DewinDell
DewinDell

Reputation: 1028

Regular Expression to match pattern once or more with no partial matches

Better explained with examples:

  1. HHH
  2. HHHH
  3. HHHBBHHH
  4. HHHBH
  5. BB
  6. HHBH

I need to come up with a regexp that matches only 3 H's or a multiple of 3 H's (so 6, 9, 12, ... H's are ok as well) and 5 H's are not ok. And if possible I don't want to use Perl regexps.

So for the input above the regexp would match (1), (3) and (6) only. I'm just starting with regular expressions here so I don't exactly know how I'm supposed to approach this.

edit Just to clear something up:, an H can only be in one group of 3 H's. The group of 3 H's might be HHH or HHBH. That's why in example 2 above it is not a match because the last H is not in a group of 3 H's. And you can't take the last 3 H's in a group because the middle 2 H's have already been inside a group before.

Upvotes: 3

Views: 2383

Answers (3)

Jonathan Leffler
Jonathan Leffler

Reputation: 753655

Given the requirement that H's can be arbitrarily interleaved with non-H's, but that the total number of H's must be a non-zero multiple of 3 (so XXX, containing no H's, is not a match), then the total regular expression is anything but trivial. This is not a beginner's regular expression.

I'm going to assume that the dialect of regular expression treats {} and () as metacharacters for counting and grouping, and includes + for one-or-more. If you're using a regular expression system that has a different requirement (\{\}, for example) then adjust accordingly.

You need the regex to match the whole string, so there are no stray H's allowed. So, it must start with ^ and end with $. You need to allow an arbitrary number of non-H's at front and back. The H's may be separated by an arbitrary number of non-H's. That leads to:

^([^H]*H[^H]*H[^H]*H)+[^H]*$

Ouch; that is hard to read! It says the line must consist of 1 or more (+) groups of an arbitrary number of non-H's followed by an H, an arbitrary number of non-H's, another H, an arbitrary number of non-H's and a third H; all of which can be followed by an arbitrary number of non-H's.

Using the {} for counting:

^(([^H]*H){3})+[^H]*$

That's still hard to read. Note that my description said "arbitrary number of non-H's at front and back", but I only use the [^H]* at the back; that's because the repeating pattern allows an arbitrary number of non-H's at the front anyway so there's no need to repeat that fragment.

Upvotes: 2

Howard
Howard

Reputation: 39197

You can use the following regular expression:

^([^H]*H[^H]*H[^H]*H[^H]*)+$

It matches any string which contains in total 3 H or any multiple of 3. In between there might be any other character.

Explanation:

^              begin of string
(              start of group
  [^H]*H       any string of characters (or none) not including 'H' plus a single 'H'
  [^H]*H       any string of characters (or none) not including 'H' plus a single 'H'
  [^H]*H       any string of characters (or none) not including 'H' plus a single 'H'
  [^H]*        any string of characters (or none) which is not 'H'
)+             containing the group once or twice or ...
$              end of string

By repeating the subpattern [^H]*H three times we make sure that there are indeed 3 H included, [^H]* allows any separating characters.

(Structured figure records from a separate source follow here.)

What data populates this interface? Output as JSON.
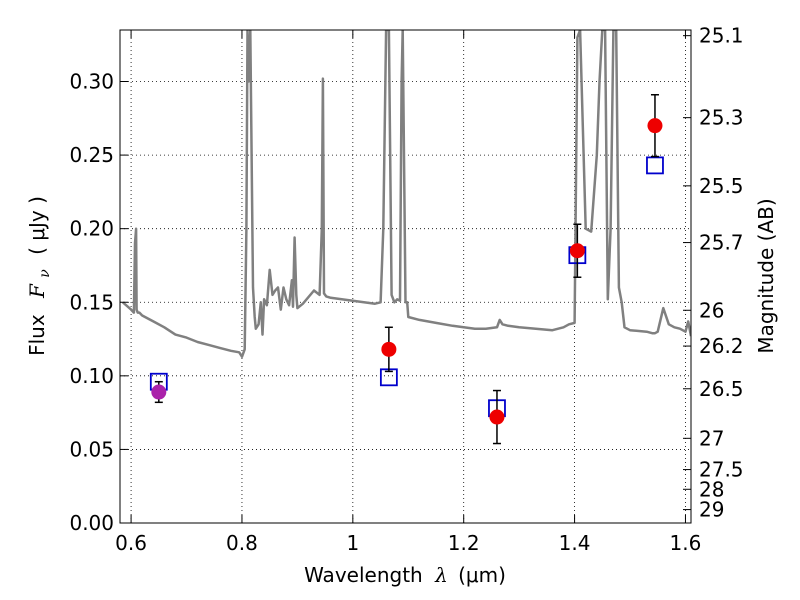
{
  "chart_data": {
    "type": "scatter",
    "xlabel": "Wavelength",
    "xlabel_symbol": "λ",
    "xlabel_unit": "(μm)",
    "ylabel": "Flux",
    "ylabel_symbol": "F",
    "ylabel_subscript": "ν",
    "ylabel_unit": "( μJy )",
    "y2label": "Magnitude (AB)",
    "xlim": [
      0.58,
      1.61
    ],
    "ylim": [
      0.0,
      0.335
    ],
    "grid": true,
    "grid_style": "dotted",
    "x_ticks": [
      0.6,
      0.8,
      1.0,
      1.2,
      1.4,
      1.6
    ],
    "x_tick_labels": [
      "0.6",
      "0.8",
      "1",
      "1.2",
      "1.4",
      "1.6"
    ],
    "y_ticks": [
      0.0,
      0.05,
      0.1,
      0.15,
      0.2,
      0.25,
      0.3
    ],
    "y_tick_labels": [
      "0.00",
      "0.05",
      "0.10",
      "0.15",
      "0.20",
      "0.25",
      "0.30"
    ],
    "y2_tick_labels": [
      "25.1",
      "25.3",
      "25.5",
      "25.7",
      "26",
      "26.2",
      "26.5",
      "27",
      "27.5",
      "28",
      "29"
    ],
    "y2_tick_mags": [
      25.1,
      25.3,
      25.5,
      25.7,
      26.0,
      26.2,
      26.5,
      27.0,
      27.5,
      28.0,
      29.0
    ],
    "colors": {
      "spectrum": "#808080",
      "observed": "#ee0000",
      "observed_special": "#aa22aa",
      "model": "#0000cc",
      "errorbar": "#000000"
    },
    "series": [
      {
        "name": "model spectrum",
        "kind": "line",
        "x": [
          0.585,
          0.6,
          0.605,
          0.607,
          0.609,
          0.61,
          0.612,
          0.615,
          0.62,
          0.64,
          0.66,
          0.68,
          0.7,
          0.72,
          0.74,
          0.76,
          0.78,
          0.795,
          0.8,
          0.805,
          0.808,
          0.81,
          0.812,
          0.815,
          0.82,
          0.823,
          0.825,
          0.83,
          0.834,
          0.837,
          0.84,
          0.845,
          0.85,
          0.855,
          0.86,
          0.865,
          0.87,
          0.875,
          0.88,
          0.885,
          0.89,
          0.892,
          0.895,
          0.898,
          0.9,
          0.91,
          0.93,
          0.94,
          0.944,
          0.946,
          0.948,
          0.952,
          0.96,
          0.98,
          1.0,
          1.02,
          1.04,
          1.05,
          1.055,
          1.06,
          1.065,
          1.07,
          1.075,
          1.08,
          1.085,
          1.088,
          1.09,
          1.095,
          1.098,
          1.1,
          1.12,
          1.15,
          1.18,
          1.2,
          1.22,
          1.24,
          1.26,
          1.265,
          1.27,
          1.28,
          1.3,
          1.33,
          1.36,
          1.38,
          1.39,
          1.4,
          1.405,
          1.41,
          1.42,
          1.43,
          1.44,
          1.445,
          1.45,
          1.455,
          1.46,
          1.465,
          1.47,
          1.475,
          1.48,
          1.485,
          1.49,
          1.5,
          1.53,
          1.54,
          1.545,
          1.55,
          1.56,
          1.57,
          1.58,
          1.59,
          1.6,
          1.605,
          1.61
        ],
        "y": [
          0.15,
          0.145,
          0.143,
          0.19,
          0.2,
          0.145,
          0.143,
          0.143,
          0.141,
          0.137,
          0.133,
          0.128,
          0.126,
          0.123,
          0.121,
          0.119,
          0.117,
          0.116,
          0.113,
          0.118,
          0.2,
          0.335,
          0.3,
          0.335,
          0.16,
          0.14,
          0.132,
          0.135,
          0.15,
          0.128,
          0.152,
          0.148,
          0.172,
          0.155,
          0.158,
          0.16,
          0.145,
          0.16,
          0.152,
          0.148,
          0.165,
          0.147,
          0.194,
          0.155,
          0.146,
          0.149,
          0.158,
          0.155,
          0.2,
          0.302,
          0.156,
          0.154,
          0.153,
          0.152,
          0.151,
          0.15,
          0.149,
          0.15,
          0.2,
          0.335,
          0.335,
          0.155,
          0.15,
          0.152,
          0.151,
          0.3,
          0.335,
          0.15,
          0.15,
          0.14,
          0.138,
          0.136,
          0.134,
          0.133,
          0.132,
          0.132,
          0.133,
          0.138,
          0.135,
          0.134,
          0.133,
          0.132,
          0.131,
          0.133,
          0.135,
          0.136,
          0.33,
          0.335,
          0.2,
          0.198,
          0.25,
          0.3,
          0.335,
          0.335,
          0.152,
          0.2,
          0.335,
          0.335,
          0.16,
          0.15,
          0.133,
          0.131,
          0.13,
          0.129,
          0.129,
          0.13,
          0.146,
          0.135,
          0.133,
          0.132,
          0.13,
          0.137,
          0.127
        ]
      },
      {
        "name": "observed photometry",
        "kind": "points",
        "x": [
          0.65,
          1.065,
          1.26,
          1.405,
          1.545
        ],
        "y": [
          0.089,
          0.118,
          0.072,
          0.185,
          0.27
        ],
        "yerr": [
          0.007,
          0.015,
          0.018,
          0.018,
          0.021
        ]
      },
      {
        "name": "model photometry",
        "kind": "squares",
        "x": [
          0.65,
          1.065,
          1.26,
          1.405,
          1.545
        ],
        "y": [
          0.096,
          0.099,
          0.078,
          0.182,
          0.243
        ]
      }
    ]
  }
}
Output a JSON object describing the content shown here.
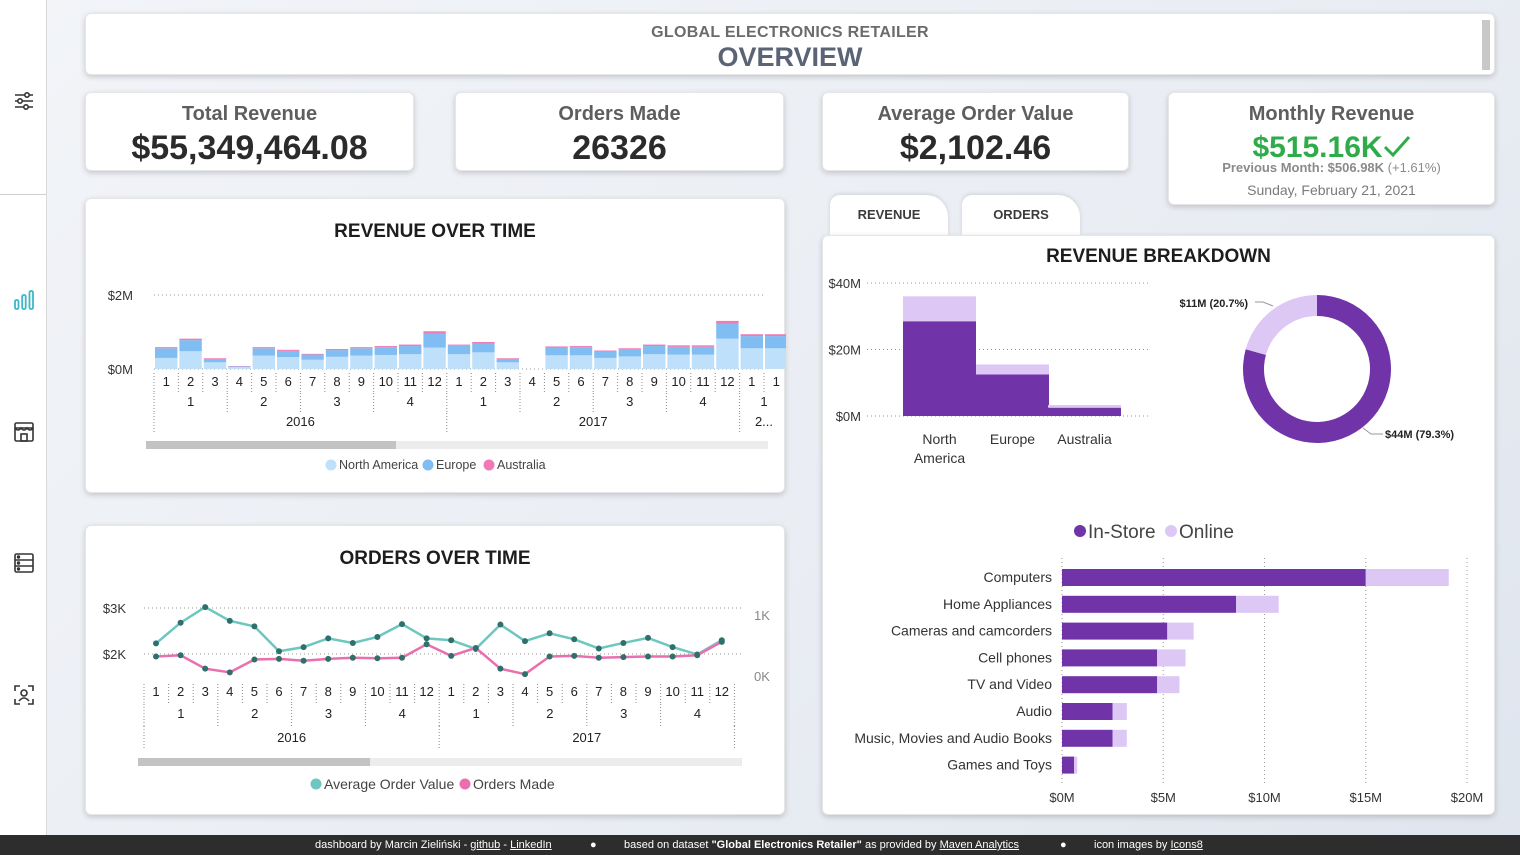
{
  "header": {
    "subtitle": "GLOBAL ELECTRONICS RETAILER",
    "title": "OVERVIEW"
  },
  "sidebar": {
    "icons": [
      "filter-sliders-icon",
      "bar-chart-icon",
      "store-icon",
      "server-list-icon",
      "user-scan-icon"
    ]
  },
  "kpis": {
    "total_revenue": {
      "label": "Total Revenue",
      "value": "$55,349,464.08"
    },
    "orders_made": {
      "label": "Orders Made",
      "value": "26326"
    },
    "avg_order_value": {
      "label": "Average Order Value",
      "value": "$2,102.46"
    },
    "monthly_revenue": {
      "label": "Monthly Revenue",
      "value": "$515.16K",
      "prev_label": "Previous Month:",
      "prev_value": "$506.98K",
      "prev_change": "(+1.61%)",
      "date": "Sunday, February 21, 2021"
    }
  },
  "tabs": [
    "REVENUE",
    "ORDERS"
  ],
  "colors": {
    "north_america": "#bfe0fb",
    "europe": "#7fbdf2",
    "australia": "#f07ab6",
    "avg_order_value": "#6cc7c0",
    "orders_made": "#ea6fae",
    "in_store": "#7034a8",
    "online": "#dcc7f5",
    "green": "#2eac4a"
  },
  "chart_data": [
    {
      "type": "bar",
      "title": "REVENUE OVER TIME",
      "stacked": true,
      "x_months": [
        "1",
        "2",
        "3",
        "4",
        "5",
        "6",
        "7",
        "8",
        "9",
        "10",
        "11",
        "12",
        "1",
        "2",
        "3",
        "4",
        "5",
        "6",
        "7",
        "8",
        "9",
        "10",
        "11",
        "12",
        "1",
        "1"
      ],
      "x_quarters": [
        "1",
        "2",
        "3",
        "4",
        "1",
        "2",
        "3",
        "4",
        "1"
      ],
      "x_years": [
        "2016",
        "2017",
        "2..."
      ],
      "y_ticks": [
        "$2M",
        "$0M"
      ],
      "ylim": [
        0,
        2000000
      ],
      "legend": [
        "North America",
        "Europe",
        "Australia"
      ],
      "series": [
        {
          "name": "North America",
          "values": [
            300000,
            480000,
            180000,
            50000,
            360000,
            320000,
            250000,
            330000,
            360000,
            380000,
            400000,
            580000,
            400000,
            450000,
            180000,
            0,
            370000,
            370000,
            300000,
            340000,
            400000,
            390000,
            390000,
            820000,
            560000,
            560000
          ]
        },
        {
          "name": "Europe",
          "values": [
            260000,
            300000,
            90000,
            20000,
            200000,
            170000,
            140000,
            180000,
            200000,
            210000,
            220000,
            380000,
            230000,
            240000,
            90000,
            0,
            210000,
            220000,
            170000,
            190000,
            220000,
            210000,
            210000,
            410000,
            330000,
            330000
          ]
        },
        {
          "name": "Australia",
          "values": [
            30000,
            40000,
            20000,
            10000,
            30000,
            30000,
            20000,
            30000,
            30000,
            30000,
            40000,
            60000,
            30000,
            40000,
            20000,
            0,
            30000,
            30000,
            30000,
            30000,
            40000,
            40000,
            40000,
            70000,
            50000,
            50000
          ]
        }
      ]
    },
    {
      "type": "line",
      "title": "ORDERS OVER TIME",
      "x_months": [
        "1",
        "2",
        "3",
        "4",
        "5",
        "6",
        "7",
        "8",
        "9",
        "10",
        "11",
        "12",
        "1",
        "2",
        "3",
        "4",
        "5",
        "6",
        "7",
        "8",
        "9",
        "10",
        "11",
        "12"
      ],
      "x_quarters": [
        "1",
        "2",
        "3",
        "4",
        "1",
        "2",
        "3",
        "4"
      ],
      "x_years": [
        "2016",
        "2017"
      ],
      "y_left_ticks": [
        "$3K",
        "$2K"
      ],
      "y_right_ticks": [
        "1K",
        "0K"
      ],
      "legend": [
        "Average Order Value",
        "Orders Made"
      ],
      "series": [
        {
          "name": "Average Order Value",
          "axis": "left",
          "values": [
            2230,
            2680,
            3020,
            2720,
            2600,
            2060,
            2150,
            2340,
            2240,
            2370,
            2650,
            2340,
            2300,
            2110,
            2640,
            2280,
            2450,
            2320,
            2120,
            2240,
            2350,
            2150,
            1990,
            2300
          ]
        },
        {
          "name": "Orders Made",
          "axis": "right",
          "values": [
            320,
            340,
            120,
            60,
            270,
            280,
            250,
            280,
            300,
            290,
            300,
            520,
            330,
            460,
            120,
            30,
            320,
            330,
            300,
            310,
            320,
            320,
            340,
            560
          ]
        }
      ]
    },
    {
      "type": "bar",
      "title": "REVENUE BREAKDOWN",
      "stacked": true,
      "categories": [
        "North America",
        "Europe",
        "Australia"
      ],
      "y_ticks": [
        "$40M",
        "$20M",
        "$0M"
      ],
      "ylim": [
        0,
        40000000
      ],
      "series": [
        {
          "name": "In-Store",
          "values": [
            28500000,
            12500000,
            2500000
          ]
        },
        {
          "name": "Online",
          "values": [
            7500000,
            3000000,
            800000
          ]
        }
      ]
    },
    {
      "type": "pie",
      "donut": true,
      "slices": [
        {
          "name": "In-Store",
          "value": 79.3,
          "label": "$44M (79.3%)"
        },
        {
          "name": "Online",
          "value": 20.7,
          "label": "$11M (20.7%)"
        }
      ]
    },
    {
      "type": "bar",
      "orientation": "horizontal",
      "stacked": true,
      "legend": [
        "In-Store",
        "Online"
      ],
      "categories": [
        "Computers",
        "Home Appliances",
        "Cameras and camcorders",
        "Cell phones",
        "TV and Video",
        "Audio",
        "Music, Movies and Audio Books",
        "Games and Toys"
      ],
      "x_ticks": [
        "$0M",
        "$5M",
        "$10M",
        "$15M",
        "$20M"
      ],
      "xlim": [
        0,
        20000000
      ],
      "series": [
        {
          "name": "In-Store",
          "values": [
            15000000,
            8600000,
            5200000,
            4700000,
            4700000,
            2500000,
            2500000,
            600000
          ]
        },
        {
          "name": "Online",
          "values": [
            4100000,
            2100000,
            1300000,
            1400000,
            1100000,
            700000,
            700000,
            150000
          ]
        }
      ]
    }
  ],
  "footer": {
    "credit_prefix": "dashboard by Marcin Zieliński -",
    "github": "github",
    "dash": "-",
    "linkedin": "LinkedIn",
    "bullet": "●",
    "dataset_prefix": "based on dataset",
    "dataset_name": "\"Global Electronics Retailer\"",
    "dataset_suffix": "as provided by",
    "maven": "Maven Analytics",
    "icons_prefix": "icon images by",
    "icons8": "Icons8"
  }
}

Note: use either egrep or run grep with additional argument -E.

Upvotes: 3

Kendall Frey
Kendall Frey

Reputation: 44316

Use this to match a multiple of 3 H's:

(H{3})+

Here is a complete regex for your examples:

^(H{3})+B*(H{3})*$

Edit: It looks like you need to count non-consecutive H's. In that case:

^(([^H]*H){3})+[^H]*$

That should match any string with a multiple of 3 H's.